Gerçekliğimiz apaçık ortada.
Kurumsal bir yapımız, birliğimiz, kadrolarımız yok.
Herhangi bir güçlü yapıdan bir destek alma imkanımız yok.
Toplumumuz sindirilmiş ve bunun sonucunda tarih ve toplum bilincinden uzaklaşmış durumda.
Bütün bu olumsuz duruma karşın yinede yapacaklarımız var.
Ve bu yapacaklarımız ile bizler tarih sahnesinde tıpkı küllerinden doğan Anka kuşu misali yeniden yeniden doğar ve haklarımıza kavuşur ve insanlık var oldukça da bizlerde inancımızla, değer ve kültürümüzle büyük insanlık ailesi içinde onurlu, başı dik bir şekilde yaşarız.

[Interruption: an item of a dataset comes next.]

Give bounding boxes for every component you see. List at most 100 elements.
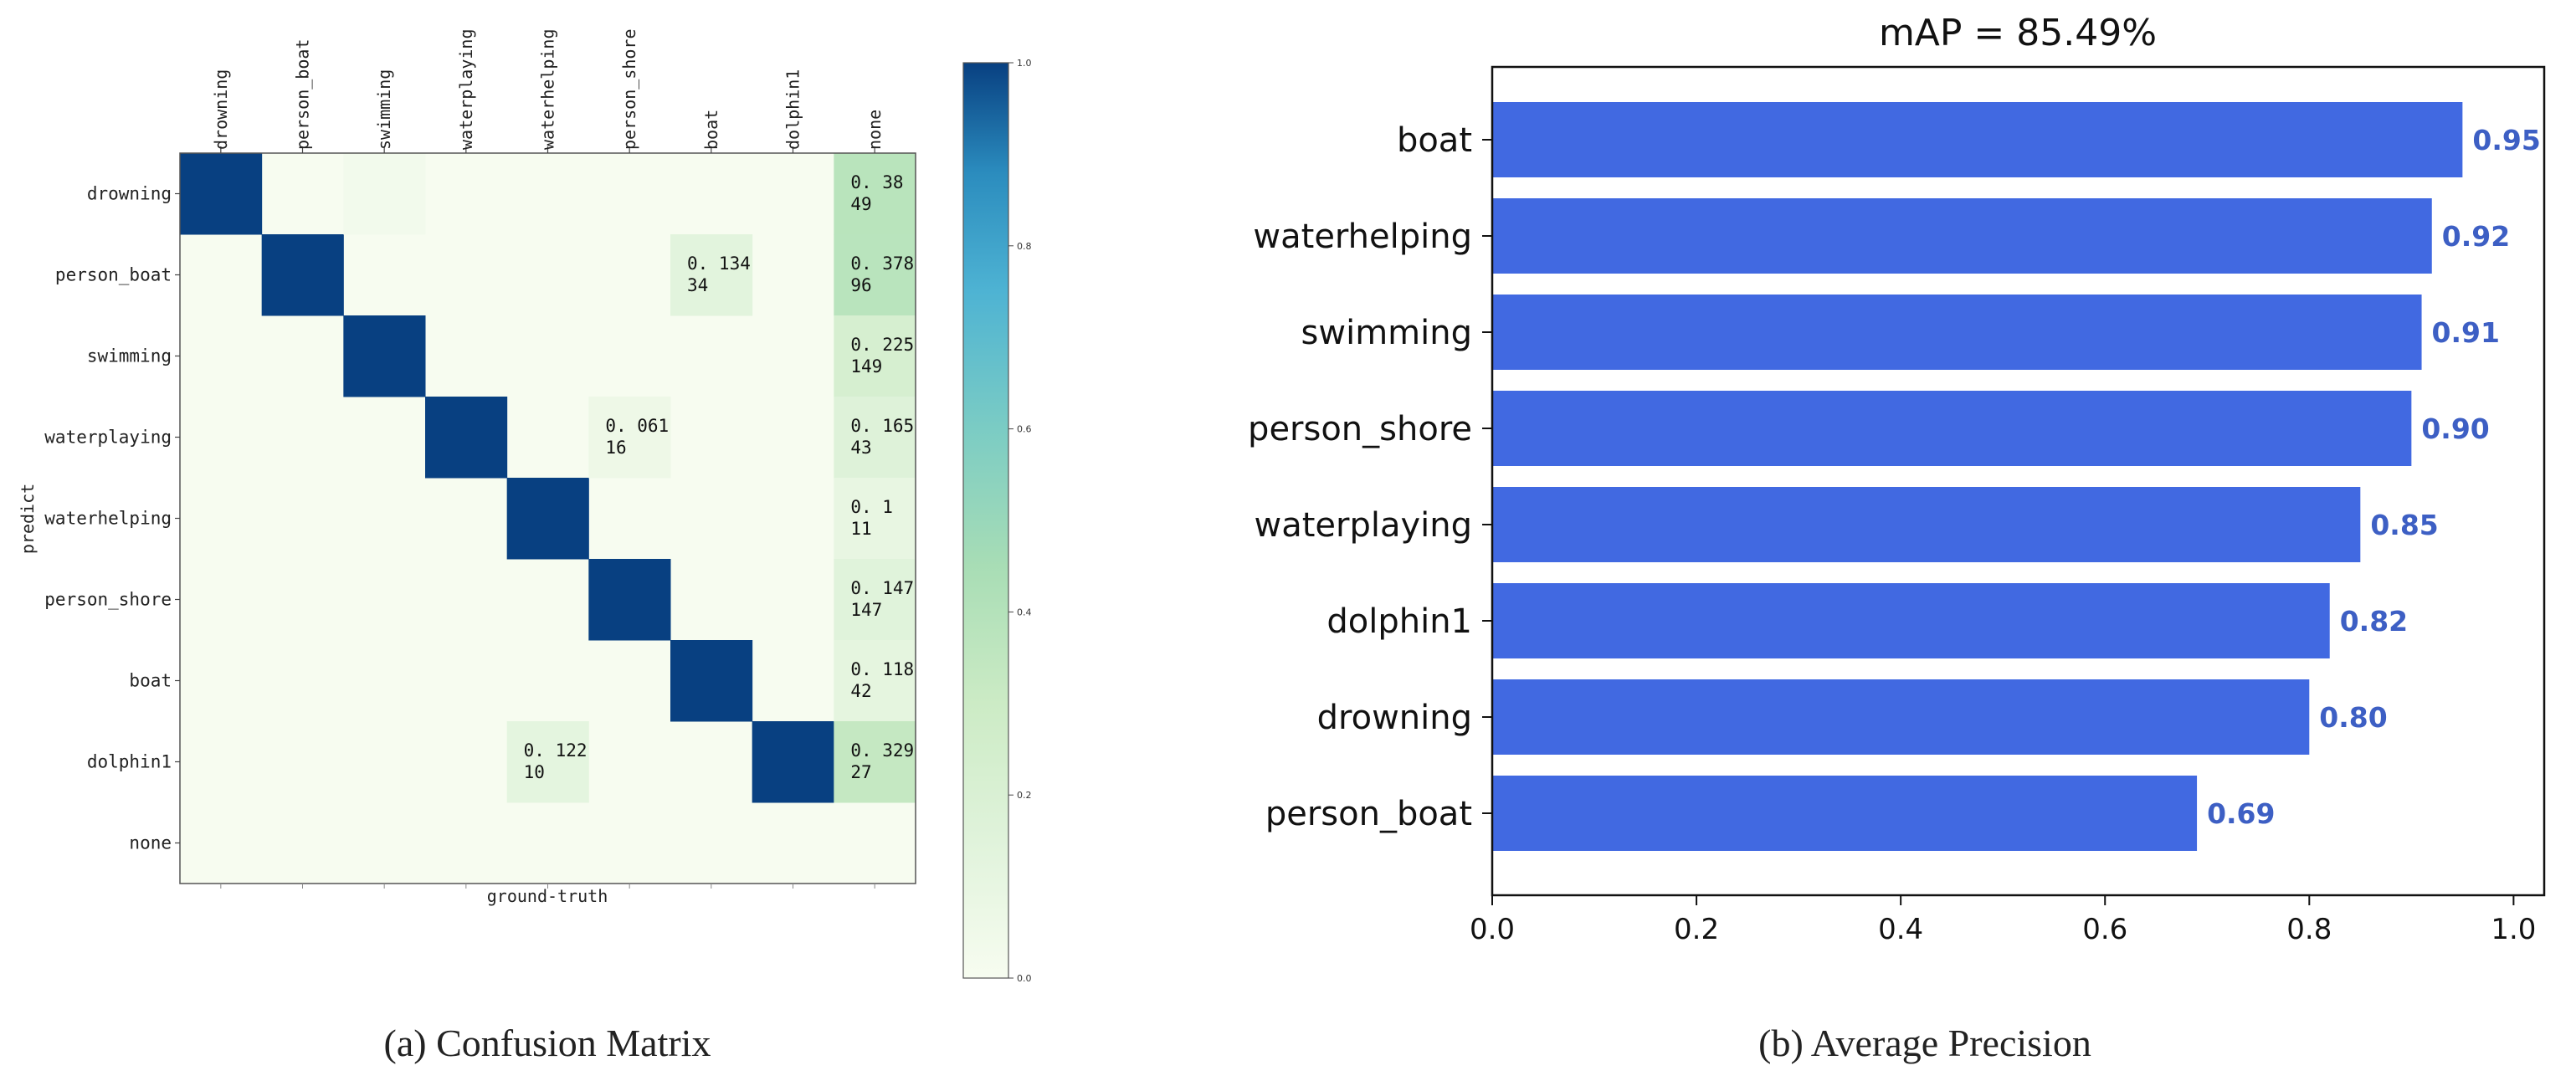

Ne yapmalıyız, nasıl yapmalıyız?
Hedeflerimiz büyük ama büyük hedefler için hayal dünyasında yaşamıyor, oldukça gerçekçiyiz.
Kısa bir sürede mucize kabilinde gelişmeler yaratacak durumumuz yok ancak kısa bir sürede mevcut çalışmalarımızı daha derli toplu ve sistemli hale getirebiliriz.
Bu bakış açısına sahip olanların ikrar birliği yapmaları ilk etapta yeterlidir.
İkrar birliği demek söz vermek ve sözün gereklerini yaşamın tüm safhalarında an be an yerine getirmek demektir.
Hemde hiç bir gerekçenin arkasına saklanmadan, bahaneler üretmeden ve her gün yeni ve yaratıcı çalışmalarla bu mahzun ve mazlum topluma nefes aldırmak için tüm enerjisini harcamak demektir.
İkrar birliği; yarin al yanağından gayri her şeyde ortaklık demektir.
Yani bu yolun yürünmesi ve inancın yaşatılması için canı cana, malı mala katmak demektir.
Sırrından geçmemek ama seve seve serinden geçmek demektir.
Sayısal çoğunluk asla esas değildir.
Esas olan yol birliği, ikrar birliği, gönül birliği yapmış olmaktır.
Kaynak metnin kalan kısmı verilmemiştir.